= Hajji Piri =

Iranian-Armenian merchant (died c. 1693)

Hajji Piri or Khvajeh Piri or Agha Piri and later known as Mohammad Piri was an Armenian merchant and Safavid official. He served during the reign of King (Shah) Suleiman I (1666–1694) as mayor (kalāntar) of New Julfa, and briefly as controller of the assay (mo'ayyer ol-mamalek). He was also one of the wealthiest merchants in the Safavid state.

==Biography==
He was of Armenian origin. Hajji Piri is known to have converted on two occasions. On the first occasion, he converted from Oriental Orthodoxy (Armenian Apostolic Church) to Catholicism. Catholic Armenians were considered outsiders by Apostolic Armenians, and were dubbed Frangs (i.e. "Franks"). On the second occasion (24 August 1673), Hajji Piri converted from Catholicism to Shia Islam. According to French traveler Jean Chardin, Hajji Piri knew that his conversion to Islam would stir up trouble among New Julfan Armenians, as he was the community's leader and most important member. Chardin tells that two weeks before his apostasy, Hajji Piri went to the royal Safavid court and begged the nazer ("steward") to make it seem like a forced conversion. Hajji Piri managed to convince the nazer to help him by giving him 600 ducats. In addition, he told that if his conversion came to be known as a voluntary act, the Armenian merchants abroad would not come back, and would settle in Europe while keeping their goods and money. This would cause grave economic loss. Thus, the nazer decided to help Hajji Piri and reportedly staged a scene, saying loudly: "the Shah orders you to become Moslem, he must be contented".

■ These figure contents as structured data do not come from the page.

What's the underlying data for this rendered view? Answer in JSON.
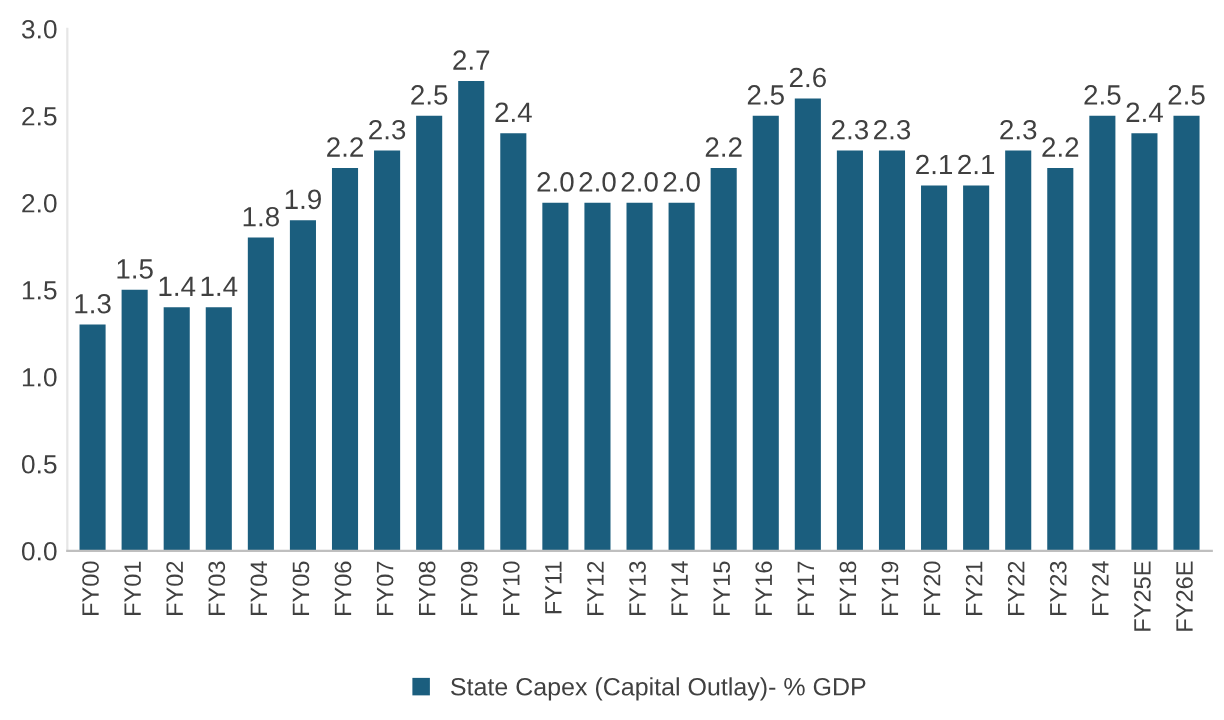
{
  "chart_data": {
    "type": "bar",
    "categories": [
      "FY00",
      "FY01",
      "FY02",
      "FY03",
      "FY04",
      "FY05",
      "FY06",
      "FY07",
      "FY08",
      "FY09",
      "FY10",
      "FY11",
      "FY12",
      "FY13",
      "FY14",
      "FY15",
      "FY16",
      "FY17",
      "FY18",
      "FY19",
      "FY20",
      "FY21",
      "FY22",
      "FY23",
      "FY24",
      "FY25E",
      "FY26E"
    ],
    "series": [
      {
        "name": "State Capex (Capital Outlay)- % GDP",
        "color": "#1b5e7e",
        "values": [
          1.3,
          1.5,
          1.4,
          1.4,
          1.8,
          1.9,
          2.2,
          2.3,
          2.5,
          2.7,
          2.4,
          2.0,
          2.0,
          2.0,
          2.0,
          2.2,
          2.5,
          2.6,
          2.3,
          2.3,
          2.1,
          2.1,
          2.3,
          2.2,
          2.5,
          2.4,
          2.5
        ]
      }
    ],
    "ylim": [
      0,
      3
    ],
    "yticks": [
      {
        "value": 0,
        "label": "0.0"
      },
      0.5,
      {
        "value": 1,
        "label": "1.0"
      },
      1.5,
      {
        "value": 2,
        "label": "2.0"
      },
      2.5,
      {
        "value": 3,
        "label": "3.0"
      }
    ],
    "value_labels": [
      "1.3",
      "1.5",
      "1.4",
      "1.4",
      "1.8",
      "1.9",
      "2.2",
      "2.3",
      "2.5",
      "2.7",
      "2.4",
      "2.0",
      "2.0",
      "2.0",
      "2.0",
      "2.2",
      "2.5",
      "2.6",
      "2.3",
      "2.3",
      "2.1",
      "2.1",
      "2.3",
      "2.2",
      "2.5",
      "2.4",
      "2.5"
    ],
    "grid": false,
    "legend": "bottom"
  }
}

Ina Baghdiantz-McCabe notes that Hajji Piri wanted it to look like a forced conversion for economic reasons. He was given the name Mohammad Piri after conversion. Baghdiantz-McCabe notes that Hajji Piri was not only the mayor (kalāntar) of New Julfa, but also one of the richest merchants in the country. According to Chardin, after conversion, he married a daughter of a prominent member of the Queen Mother's household. In 1692–1693, he served as mo'ayyer ol-mamalek ("controller of the assay"), which signifies that he had risen to even greater prominence. In the year following his appointment, in 1693–1694, Hajji Piri resigned from his post as controller of the assay. He died a month later.